Premio Racconti per Corti 2020 “Capelli neri” di Maddalena Frangioni
Categoria: Premio Racconti per Corti 2020“Buongiorno, è questa la Scuola Leopardi’”, disse l’uomo stretto al braccio della moglie, la mano al bambino piccolo e dietro di lui la ragazzina di 12 anni. “Si”, rispose il bidello della Scuola mentre stava per chiudere il portone. ”Sono qui per iscrivere mia figlia alla prima media”. “Fate silenzio, per favore”, aggiunse con tono quasi severo il bidello nel dare una rapida occhiata ai nuovi arrivati, “le lezioni sono cominciate da una buona mezz’ora, gli insegnanti sono impegnati e la segreteria ha molto da fare e il direttore è nel suo ufficio impegnato tra le carte. Entrate e andate là in quell’angolo del corridoio vicino al termosifone”. Chiuso il portone cominciò a pulire per terra, dopo il passaggio degli alunni il pavimento era pieno di macchie lasciate dagli anfibi, le scarpe da tennis tanto di moda. La famigliola intimidita dallo sguardo secco del bidello andò a schiacciarsi contro il termosifone come indicato.

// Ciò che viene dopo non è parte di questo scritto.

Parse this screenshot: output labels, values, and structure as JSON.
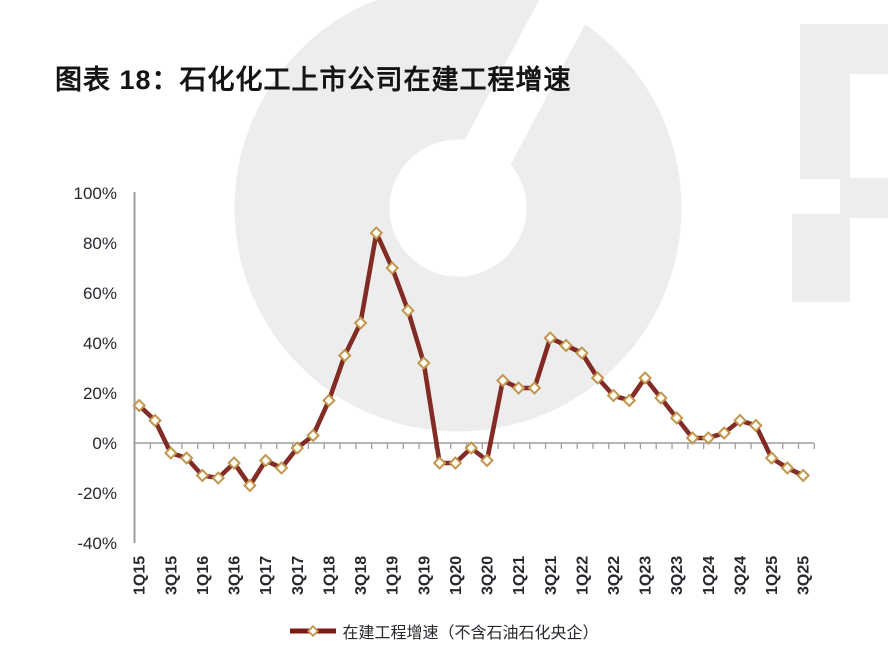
{
  "page_title": "图表 18：石化化工上市公司在建工程增速",
  "legend": {
    "label": "在建工程增速（不含石油石化央企）"
  },
  "colors": {
    "line": "#7a1b14",
    "marker_fill": "#fffef5",
    "marker_stroke": "#c2964f",
    "axis": "#9e9e9e",
    "tick_text": "#26282e",
    "title_text": "#141414",
    "watermark": "#ededed"
  },
  "chart_data": {
    "type": "line",
    "title": "图表 18：石化化工上市公司在建工程增速",
    "xlabel": "",
    "ylabel": "",
    "ylim": [
      -40,
      100
    ],
    "y_tick_step": 20,
    "y_tick_labels": [
      "100%",
      "80%",
      "60%",
      "40%",
      "20%",
      "0%",
      "-20%",
      "-40%"
    ],
    "grid": "zero-line-only",
    "legend_position": "bottom",
    "categories": [
      "1Q15",
      "2Q15",
      "3Q15",
      "4Q15",
      "1Q16",
      "2Q16",
      "3Q16",
      "4Q16",
      "1Q17",
      "2Q17",
      "3Q17",
      "4Q17",
      "1Q18",
      "2Q18",
      "3Q18",
      "4Q18",
      "1Q19",
      "2Q19",
      "3Q19",
      "4Q19",
      "1Q20",
      "2Q20",
      "3Q20",
      "4Q20",
      "1Q21",
      "2Q21",
      "3Q21",
      "4Q21",
      "1Q22",
      "2Q22",
      "3Q22",
      "4Q22",
      "1Q23",
      "2Q23",
      "3Q23",
      "4Q23",
      "1Q24",
      "2Q24",
      "3Q24",
      "4Q24",
      "1Q25",
      "2Q25",
      "3Q25"
    ],
    "x_tick_labels": [
      "1Q15",
      "3Q15",
      "1Q16",
      "3Q16",
      "1Q17",
      "3Q17",
      "1Q18",
      "3Q18",
      "1Q19",
      "3Q19",
      "1Q20",
      "3Q20",
      "1Q21",
      "3Q21",
      "1Q22",
      "3Q22",
      "1Q23",
      "3Q23",
      "1Q24",
      "3Q24",
      "1Q25",
      "3Q25"
    ],
    "series": [
      {
        "name": "在建工程增速（不含石油石化央企）",
        "unit": "%",
        "values": [
          15,
          9,
          -4,
          -6,
          -13,
          -14,
          -8,
          -17,
          -7,
          -10,
          -2,
          3,
          17,
          35,
          48,
          84,
          70,
          53,
          32,
          -8,
          -8,
          -2,
          -7,
          25,
          22,
          22,
          42,
          39,
          36,
          26,
          19,
          17,
          26,
          18,
          10,
          2,
          2,
          4,
          9,
          7,
          -6,
          -10,
          -13
        ]
      }
    ]
  }
}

“Credi che riusciremo a iscrivere nostra figlia? Nessuno ci ascolta. Sarà meglio tornare un’altra volta?”, disse la moglie sottovoce al marito. “No, cara, io non me ne vado, Aralya ha diritto a andare a scuola”, rispose il marito forte della sua decisione stringendo il braccio della moglie per confortarla. Il bambino, ignaro di tutto, sembrava contento per la macchinina ricevuta al mattino che ora lanciava nel corridoio della Scuola con la soddisfazione di vederla sfrecciare e andare lontano e finire tra le gambe del bidello intento a pulire.
“Stai bene?”, disse il padre rivolto alla ragazzina vedendola ferma e in silenzio pensando che stesse male. Aralya guardò il padre e sorrise. “Sto bene papà, sto bene”, poi non disse altro e si strinse nel giaccone per scaldarsi. La giornata autunnale era grigia, una leggera pioggia cadeva da qualche ora e metteva addosso dei brividi di freddo. Non era abituata al freddo, nella casa lontana sull’oceano dall’altra parte del mondo, lasciata un anno fa di notte con la famiglia, dopo un forte terremoto, c’era sempre il sole e per il caldo bastava un abito leggero. Le piaceva andare a Scuola, ma al suo paese dopo le elementari non c’era più scuola e le ragazze stavano a casa a aiutare le mamme con i fratellini. Aralya aveva dei sogni, ma sapeva quanto fossero incerti.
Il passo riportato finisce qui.